Bromance was in the air—of the royal kind. At least that’s what was intended when seven of the ballet world’s top male dancers got together for some show and tell. Having produced the original “Kings of the Dance” in 2006 (then numbering four), impresario Sergei Danilian, in upping the ante, didn’t quite succeed in pulling off a royal flush in this North American premiere, but instead delivered a program akin to “Kings Lite.”


Sure, there was plenty of testosterone-fueled power, grace, and agility on display, but the two-hour concert with two intermissions, suffered from uneven pacing, poor lighting, and little interaction between the noblemen. As for choreography, the highs, indeed, were Olympian, but little seemed 21st century, although Roland Petit’s Morel et Saint-Loup, from 1974, proved ahead of its time.

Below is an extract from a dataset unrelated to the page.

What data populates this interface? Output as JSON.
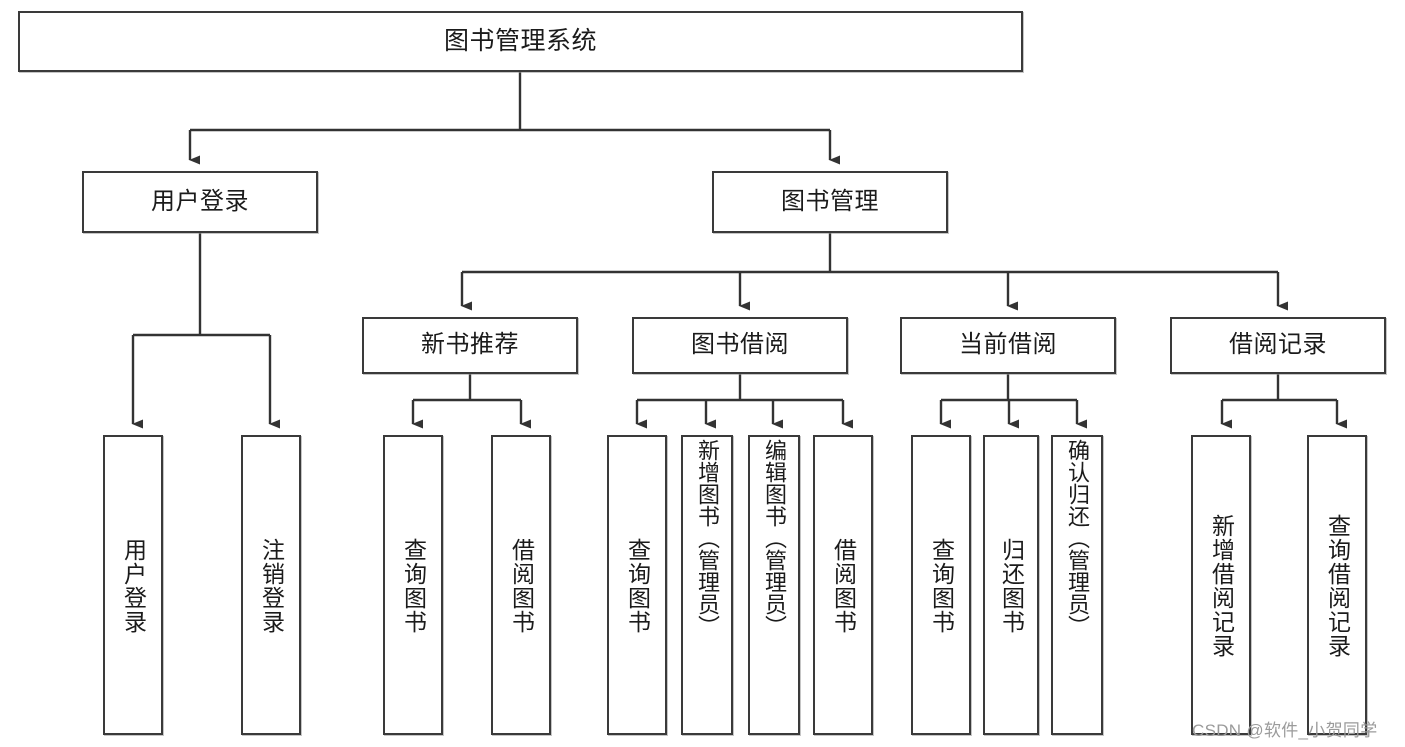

Featuring Pilobolus-like contortions and muscular lifts tinged with homoeroticism, the work provided National Ballet of Canada’s Guillaume Côté and American Ballet Theatre’s Marcelo Gomes swoon-worthy moments. Côté was also joined by Ukranian dancer Denis Matvienko, ABT’s Jose Manuel Carreño, and New York City Ballet’s Joaquin De Luz, in Christopher Wheeldon’s For 4, a quartet made on the original “Kings.” More trifle than truffle, the piece, set to Schubert, was nevertheless a means for flaunting individual firepower, with leaps, lines, and lyricism on view.


Strutting kingly stuff in Frederick Ashton’s 1978 Dance of the Blessed Spirits, ABT’s David Hallberg infused the work with timelessness, wowing with deep lunges, helium-like jetés, and achingly beautiful arched feet. So, too, did guest artist Desmond Richardson summon nobility in Dwight Rhoden’s Lament (2000), a study in sculptural poses and fluid kineticism.


Solos continued with Gomes twitching through Adam Hougland’s 2009 Small Steps and De Luz tossing off triple turns in David Fernandez’s Five Variations on a Theme (2008). Less successful: Leonid Jakobson’s 1969 comic solo, Vestris, danced by Matvienko; and Igal Perry’s Ave Maria (2001), performed by Carreño.


Joining forces in Nacho Duato’s Remanso, Hallberg, Côté, and Gomes brought requisite aristocracy and eccentricity to the 1997 trio that also featured a large rectangular stage prop, a rose, and pliés aplenty. (As with Wheeldon’s For 4, the cast of Remanso changes with each performance.)


The grand finale saw the septet in supercharged macho mode, traversing the stage in all manner of balletic moves. No female audience members hurled their panties at these iconic men in tights, however, but were happy, instead, to merely ogle such abundant, er, gifts.